Pippa zieht mit auch ein Schloss nach Dänemark, als ihre Mutter einen echten Grafen heiraten will. Während ihr kleiner Bruder davon träumt, ein kleiner Prinz zu sein, ist Pippa wenig begeistert davon, Berlin hinter sich zu lassen. Ihre neue Stiefschwester ist freundlich, ihr Stiefbruder lässt Pippas Herz höher schlagen. Doch seltsame Dinge geschehen und bald traut Pippa ihren eigenen Augen nicht mehr. Ungeahnte Kräfte sind am Werk und bald muss Pippa alles einsetzten, weil sie droht, alles zu verlieren.
So märchenhaft und fantastisch die Zusammenfassung scheint, so spannend ist der Roman tatsächlich. Nicht gegen magische Kräfte geht es hier, sondern um Verschwörer und sehr reale Bedrohungen. Thrill statt Fantasy also. Und gut gemacht.
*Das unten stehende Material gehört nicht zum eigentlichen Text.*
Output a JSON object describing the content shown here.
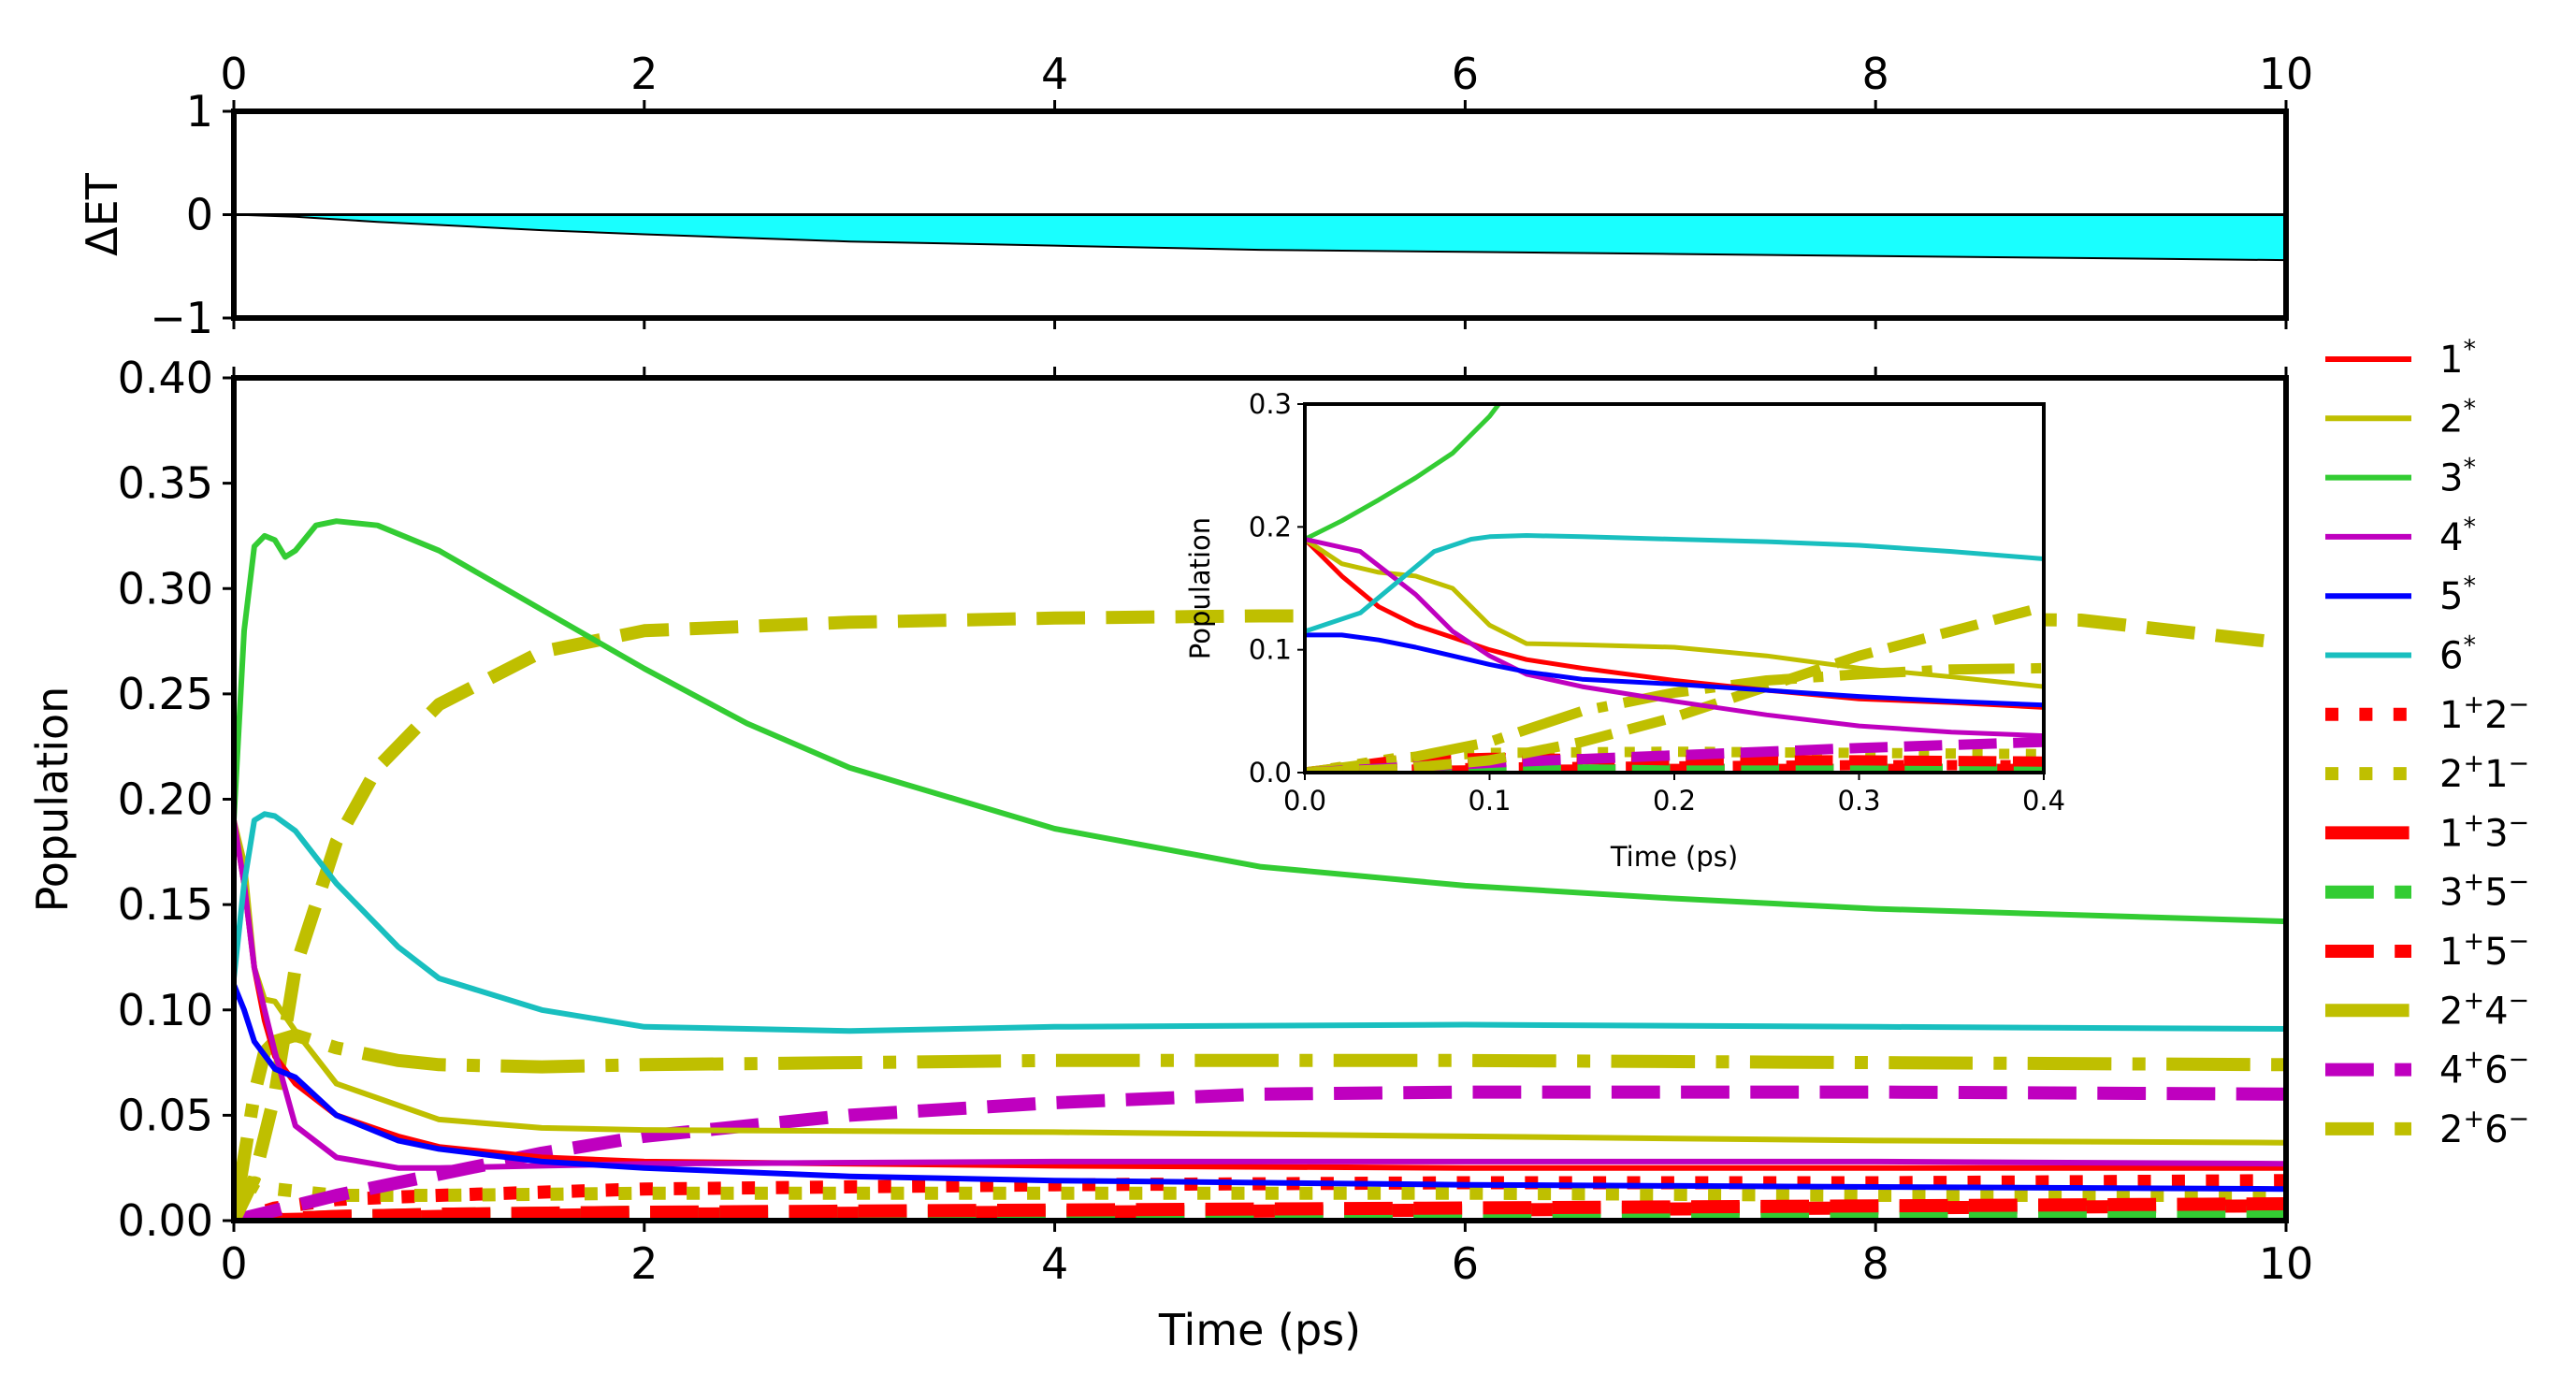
{
  "chart_data": [
    {
      "type": "area",
      "name": "delta-et",
      "ylabel": "ΔET",
      "xlim": [
        0,
        10
      ],
      "ylim": [
        -1,
        1
      ],
      "x_ticks": [
        "0",
        "2",
        "4",
        "6",
        "8",
        "10"
      ],
      "y_ticks": [
        "1",
        "0",
        "−1"
      ],
      "fill_color": "#19ffff",
      "series": [
        {
          "name": "ΔET",
          "x": [
            0,
            0.3,
            0.7,
            1,
            1.5,
            2,
            3,
            4,
            5,
            6,
            7,
            8,
            9,
            10
          ],
          "y": [
            0,
            -0.02,
            -0.07,
            -0.1,
            -0.15,
            -0.19,
            -0.26,
            -0.3,
            -0.34,
            -0.36,
            -0.38,
            -0.4,
            -0.42,
            -0.44
          ]
        }
      ]
    },
    {
      "type": "line",
      "name": "population-main",
      "xlabel": "Time (ps)",
      "ylabel": "Population",
      "xlim": [
        0,
        10
      ],
      "ylim": [
        0,
        0.4
      ],
      "x_ticks": [
        "0",
        "2",
        "4",
        "6",
        "8",
        "10"
      ],
      "y_ticks": [
        "0.00",
        "0.05",
        "0.10",
        "0.15",
        "0.20",
        "0.25",
        "0.30",
        "0.35",
        "0.40"
      ],
      "series": [
        {
          "name": "1*",
          "base": "1",
          "sup": "*",
          "color": "#ff0000",
          "style": "solid",
          "x": [
            0,
            0.05,
            0.1,
            0.15,
            0.2,
            0.3,
            0.5,
            0.8,
            1,
            1.5,
            2,
            4,
            6,
            8,
            10
          ],
          "y": [
            0.19,
            0.16,
            0.12,
            0.095,
            0.078,
            0.065,
            0.05,
            0.04,
            0.035,
            0.03,
            0.028,
            0.026,
            0.025,
            0.025,
            0.025
          ]
        },
        {
          "name": "2*",
          "base": "2",
          "sup": "*",
          "color": "#bfbf00",
          "style": "solid",
          "x": [
            0,
            0.05,
            0.1,
            0.15,
            0.2,
            0.3,
            0.5,
            1,
            1.5,
            2,
            4,
            6,
            8,
            10
          ],
          "y": [
            0.19,
            0.17,
            0.12,
            0.105,
            0.104,
            0.09,
            0.065,
            0.048,
            0.044,
            0.043,
            0.042,
            0.04,
            0.038,
            0.037
          ]
        },
        {
          "name": "3*",
          "base": "3",
          "sup": "*",
          "color": "#33cc33",
          "style": "solid",
          "x": [
            0,
            0.05,
            0.1,
            0.15,
            0.2,
            0.25,
            0.3,
            0.4,
            0.5,
            0.7,
            1,
            1.5,
            2,
            2.5,
            3,
            4,
            5,
            6,
            7,
            8,
            9,
            10
          ],
          "y": [
            0.19,
            0.28,
            0.32,
            0.325,
            0.323,
            0.315,
            0.318,
            0.33,
            0.332,
            0.33,
            0.318,
            0.29,
            0.262,
            0.236,
            0.215,
            0.186,
            0.168,
            0.159,
            0.153,
            0.148,
            0.145,
            0.142
          ]
        },
        {
          "name": "4*",
          "base": "4",
          "sup": "*",
          "color": "#bf00bf",
          "style": "solid",
          "x": [
            0,
            0.05,
            0.1,
            0.2,
            0.3,
            0.5,
            0.8,
            1,
            1.5,
            2,
            4,
            6,
            8,
            10
          ],
          "y": [
            0.19,
            0.16,
            0.12,
            0.08,
            0.045,
            0.03,
            0.025,
            0.025,
            0.026,
            0.027,
            0.028,
            0.028,
            0.028,
            0.027
          ]
        },
        {
          "name": "5*",
          "base": "5",
          "sup": "*",
          "color": "#0000ff",
          "style": "solid",
          "x": [
            0,
            0.05,
            0.1,
            0.2,
            0.3,
            0.5,
            0.8,
            1,
            1.5,
            2,
            3,
            4,
            6,
            8,
            10
          ],
          "y": [
            0.112,
            0.1,
            0.085,
            0.072,
            0.068,
            0.05,
            0.038,
            0.034,
            0.028,
            0.025,
            0.021,
            0.019,
            0.017,
            0.016,
            0.015
          ]
        },
        {
          "name": "6*",
          "base": "6",
          "sup": "*",
          "color": "#19bfbf",
          "style": "solid",
          "x": [
            0,
            0.05,
            0.1,
            0.15,
            0.2,
            0.3,
            0.5,
            0.8,
            1,
            1.5,
            2,
            2.5,
            3,
            4,
            6,
            8,
            10
          ],
          "y": [
            0.115,
            0.16,
            0.19,
            0.193,
            0.192,
            0.185,
            0.16,
            0.13,
            0.115,
            0.1,
            0.092,
            0.091,
            0.09,
            0.092,
            0.093,
            0.092,
            0.091
          ]
        },
        {
          "name": "1+2−",
          "base": "1",
          "sup": "+",
          "base2": "2",
          "sup2": "−",
          "color": "#ff0000",
          "style": "dotted",
          "x": [
            0,
            0.2,
            0.5,
            1,
            2,
            4,
            6,
            8,
            10
          ],
          "y": [
            0.0,
            0.006,
            0.01,
            0.012,
            0.015,
            0.017,
            0.018,
            0.018,
            0.019
          ]
        },
        {
          "name": "2+1−",
          "base": "2",
          "sup": "+",
          "base2": "1",
          "sup2": "−",
          "color": "#bfbf00",
          "style": "dotted",
          "x": [
            0,
            0.1,
            0.2,
            0.5,
            1,
            2,
            4,
            6,
            8,
            10
          ],
          "y": [
            0.0,
            0.018,
            0.015,
            0.012,
            0.012,
            0.013,
            0.013,
            0.013,
            0.012,
            0.012
          ]
        },
        {
          "name": "1+3−",
          "base": "1",
          "sup": "+",
          "base2": "3",
          "sup2": "−",
          "color": "#ff0000",
          "style": "dashdot",
          "x": [
            0,
            0.5,
            1,
            2,
            4,
            6,
            8,
            10
          ],
          "y": [
            0.0,
            0.001,
            0.002,
            0.003,
            0.004,
            0.005,
            0.006,
            0.007
          ]
        },
        {
          "name": "3+5−",
          "base": "3",
          "sup": "+",
          "base2": "5",
          "sup2": "−",
          "color": "#33cc33",
          "style": "dashed",
          "x": [
            0,
            0.5,
            1,
            2,
            4,
            6,
            8,
            10
          ],
          "y": [
            0.0,
            0.002,
            0.003,
            0.004,
            0.004,
            0.004,
            0.004,
            0.004
          ]
        },
        {
          "name": "1+5−",
          "base": "1",
          "sup": "+",
          "base2": "5",
          "sup2": "−",
          "color": "#ff0000",
          "style": "dashed",
          "x": [
            0,
            0.5,
            1,
            2,
            4,
            6,
            8,
            10
          ],
          "y": [
            0.0,
            0.002,
            0.003,
            0.004,
            0.005,
            0.006,
            0.007,
            0.008
          ]
        },
        {
          "name": "2+4−",
          "base": "2",
          "sup": "+",
          "base2": "4",
          "sup2": "−",
          "color": "#bfbf00",
          "style": "dashdot",
          "x": [
            0,
            0.05,
            0.1,
            0.15,
            0.2,
            0.3,
            0.5,
            0.8,
            1,
            1.5,
            2,
            3,
            4,
            6,
            8,
            10
          ],
          "y": [
            0.0,
            0.03,
            0.06,
            0.08,
            0.085,
            0.088,
            0.082,
            0.076,
            0.074,
            0.073,
            0.074,
            0.075,
            0.076,
            0.076,
            0.075,
            0.074
          ]
        },
        {
          "name": "4+6−",
          "base": "4",
          "sup": "+",
          "base2": "6",
          "sup2": "−",
          "color": "#bf00bf",
          "style": "dashed",
          "x": [
            0,
            0.5,
            1,
            1.5,
            2,
            3,
            4,
            5,
            6,
            8,
            10
          ],
          "y": [
            0.0,
            0.012,
            0.022,
            0.032,
            0.04,
            0.05,
            0.056,
            0.06,
            0.061,
            0.061,
            0.06
          ]
        },
        {
          "name": "2+6−",
          "base": "2",
          "sup": "+",
          "base2": "6",
          "sup2": "−",
          "color": "#bfbf00",
          "style": "dashed",
          "x": [
            0,
            0.1,
            0.2,
            0.3,
            0.5,
            0.7,
            1,
            1.5,
            2,
            3,
            4,
            5,
            6,
            7,
            8,
            9,
            10
          ],
          "y": [
            0.0,
            0.02,
            0.06,
            0.12,
            0.18,
            0.215,
            0.245,
            0.27,
            0.28,
            0.284,
            0.286,
            0.287,
            0.287,
            0.287,
            0.286,
            0.285,
            0.274
          ]
        }
      ]
    },
    {
      "type": "line",
      "name": "population-inset",
      "xlabel": "Time (ps)",
      "ylabel": "Population",
      "xlim": [
        0,
        0.4
      ],
      "ylim": [
        0,
        0.3
      ],
      "x_ticks": [
        "0.0",
        "0.1",
        "0.2",
        "0.3",
        "0.4"
      ],
      "y_ticks": [
        "0.0",
        "0.1",
        "0.2",
        "0.3"
      ],
      "series": [
        {
          "name": "1*",
          "color": "#ff0000",
          "style": "solid",
          "x": [
            0,
            0.02,
            0.04,
            0.06,
            0.08,
            0.1,
            0.12,
            0.15,
            0.2,
            0.25,
            0.3,
            0.35,
            0.4
          ],
          "y": [
            0.19,
            0.16,
            0.135,
            0.12,
            0.11,
            0.1,
            0.092,
            0.085,
            0.075,
            0.067,
            0.06,
            0.057,
            0.053
          ]
        },
        {
          "name": "2*",
          "color": "#bfbf00",
          "style": "solid",
          "x": [
            0,
            0.02,
            0.04,
            0.06,
            0.08,
            0.1,
            0.12,
            0.15,
            0.2,
            0.25,
            0.3,
            0.35,
            0.4
          ],
          "y": [
            0.19,
            0.17,
            0.163,
            0.16,
            0.15,
            0.12,
            0.105,
            0.104,
            0.102,
            0.095,
            0.085,
            0.078,
            0.07
          ]
        },
        {
          "name": "3*",
          "color": "#33cc33",
          "style": "solid",
          "x": [
            0,
            0.02,
            0.04,
            0.06,
            0.08,
            0.1,
            0.11
          ],
          "y": [
            0.19,
            0.205,
            0.222,
            0.24,
            0.26,
            0.29,
            0.31
          ]
        },
        {
          "name": "4*",
          "color": "#bf00bf",
          "style": "solid",
          "x": [
            0,
            0.03,
            0.06,
            0.08,
            0.1,
            0.12,
            0.15,
            0.2,
            0.25,
            0.3,
            0.35,
            0.4
          ],
          "y": [
            0.19,
            0.18,
            0.145,
            0.115,
            0.095,
            0.08,
            0.07,
            0.058,
            0.047,
            0.038,
            0.033,
            0.03
          ]
        },
        {
          "name": "5*",
          "color": "#0000ff",
          "style": "solid",
          "x": [
            0,
            0.02,
            0.04,
            0.06,
            0.08,
            0.1,
            0.12,
            0.15,
            0.2,
            0.25,
            0.3,
            0.35,
            0.4
          ],
          "y": [
            0.112,
            0.112,
            0.108,
            0.102,
            0.095,
            0.088,
            0.082,
            0.076,
            0.072,
            0.067,
            0.062,
            0.058,
            0.055
          ]
        },
        {
          "name": "6*",
          "color": "#19bfbf",
          "style": "solid",
          "x": [
            0,
            0.03,
            0.05,
            0.07,
            0.09,
            0.1,
            0.12,
            0.15,
            0.2,
            0.25,
            0.3,
            0.35,
            0.4
          ],
          "y": [
            0.115,
            0.13,
            0.155,
            0.18,
            0.19,
            0.192,
            0.193,
            0.192,
            0.19,
            0.188,
            0.185,
            0.18,
            0.174
          ]
        },
        {
          "name": "1+2−",
          "color": "#ff0000",
          "style": "dotted",
          "x": [
            0,
            0.1,
            0.2,
            0.3,
            0.4
          ],
          "y": [
            0.0,
            0.004,
            0.005,
            0.006,
            0.006
          ]
        },
        {
          "name": "2+1−",
          "color": "#bfbf00",
          "style": "dotted",
          "x": [
            0,
            0.05,
            0.1,
            0.2,
            0.3,
            0.4
          ],
          "y": [
            0.0,
            0.012,
            0.016,
            0.017,
            0.016,
            0.015
          ]
        },
        {
          "name": "1+3−",
          "color": "#ff0000",
          "style": "dashdot",
          "x": [
            0,
            0.1,
            0.2,
            0.3,
            0.4
          ],
          "y": [
            0.0,
            0.002,
            0.003,
            0.003,
            0.003
          ]
        },
        {
          "name": "3+5−",
          "color": "#33cc33",
          "style": "dashed",
          "x": [
            0,
            0.1,
            0.2,
            0.3,
            0.4
          ],
          "y": [
            0.0,
            0.002,
            0.003,
            0.003,
            0.003
          ]
        },
        {
          "name": "1+5−",
          "color": "#ff0000",
          "style": "dashed",
          "x": [
            0,
            0.05,
            0.1,
            0.2,
            0.3,
            0.4
          ],
          "y": [
            0.0,
            0.01,
            0.012,
            0.01,
            0.01,
            0.009
          ]
        },
        {
          "name": "2+4−",
          "color": "#bfbf00",
          "style": "dashdot",
          "x": [
            0,
            0.05,
            0.1,
            0.15,
            0.2,
            0.25,
            0.3,
            0.35,
            0.4
          ],
          "y": [
            0.0,
            0.01,
            0.025,
            0.05,
            0.065,
            0.075,
            0.08,
            0.084,
            0.085
          ]
        },
        {
          "name": "4+6−",
          "color": "#bf00bf",
          "style": "dashed",
          "x": [
            0,
            0.1,
            0.2,
            0.3,
            0.4
          ],
          "y": [
            0.0,
            0.008,
            0.014,
            0.02,
            0.025
          ]
        },
        {
          "name": "2+6−",
          "color": "#bfbf00",
          "style": "dashed",
          "x": [
            0,
            0.05,
            0.1,
            0.15,
            0.2,
            0.25,
            0.3,
            0.35,
            0.4
          ],
          "y": [
            0.0,
            0.003,
            0.01,
            0.025,
            0.045,
            0.07,
            0.095,
            0.115,
            0.135
          ]
        }
      ]
    }
  ]
}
Der Leser folgt Pippa uns weiß darum auch nicht mehr als sie. Ein gemeinsames Aufdecken, Rätseln, Suchen, das zwischen diesen Zeilen liegt.
Der Roman spielt dabei sehr stark mit Schein und Sein. Vieles, was Pippa sieht, ist nur Täuschung. Das Tatsächliche dagegen liegt verborgen und niemand glaubt Pippa, als sie es erkennt. Auch der Stiefbruder Nils ist so eine Figur, von der Pippa lange nicht weiß, was sie halten soll. Darf sie ihrem Herz trauen, oder muss sie glauben, was über ihn erzählt wird? Dass er gefährlich ist und krank. Pippa findet ihren ganz eigenen Weg.
Ihren eigenen Weg findet sie auch bei dem Thema der Geschlechterrollen. Pippa soll sich in hübsche Kleider werden und liebt einfache Hosen. Das Oberflächliche ist es, was sie nicht leiden kann und genau darauf trifft sie in Glimmernächte. Nicht zuletzt verweist der Titel auf die im Roman erwähnten Scheingoldstücke, den Glimmer, der eben wertvoller scheint, als er ist. Das Wirkliche also liegt auch hier tief und ist nicht so leicht erkennbar.
Gelungen finde ich, dass Pippa keinesfalls liebesblind wird oder sich in ihrer neuen Existenz verliert. Sie behält ihren Blick und spürt dabei deutlich die Verführung des Geldes. Eine Verführung, die Pippas Bruder und auch ihre Mutter erlegen. Trotzdem wird Pippa keinesfalls als überlegen dargestellt. Sie ist nur in der Position, alt genug, aber kritisch genug zu sein, um mehr zu hinterfragen. Und auch Pippa muss mit den Eindrücken kämpfen, die auf sie warten.
Der Stil ist locker und leicht. Das Buch ist gut und schnell zu lesen. Gerade da hätte ich mir etwas mehr Tiefe gewünscht. Pippa trägt ein Trauma mit sich, dass zwar genau gezeigt wird, aber trotz seiner Stärke kaum Auswirkungen hat. Auch an anderer Stelle hätte ich mir gerne mehr Tiefe gewünscht. Die „Liebe“ zu Nils wirkt an den Haaren herbei gezogen – die beiden kennen sich ja im Grunde gar nicht. Und auch diese Verteilung von Unschuld am Ende wirkt auf mich unausgegoren. Trotz mehrfacher Todesgefahr wird die Schuld am Ende so verteilt, dass sie irgendwie niemandem wirklich zu fällt. Alle sind Opfer der Umstände.
Spannend und in vielerlei Hinsicht gut aufgebaut ist Glimmernächte allemal. Die Anzeichen der Verschwörung beispielsweise, die anfangs so unwirklich wirken. Aber auch die Elemente, die mal den einen, mal den anderen in den Fokus von Pippas Misstrauen ziehen. Viele Verdächtige eben. Und Nils, der auch nicht über jeden Verdacht erhaben ist. Eine kurzweilige und spannende Unterhaltung, der es einfach hin und wieder an Tiefe fehlt.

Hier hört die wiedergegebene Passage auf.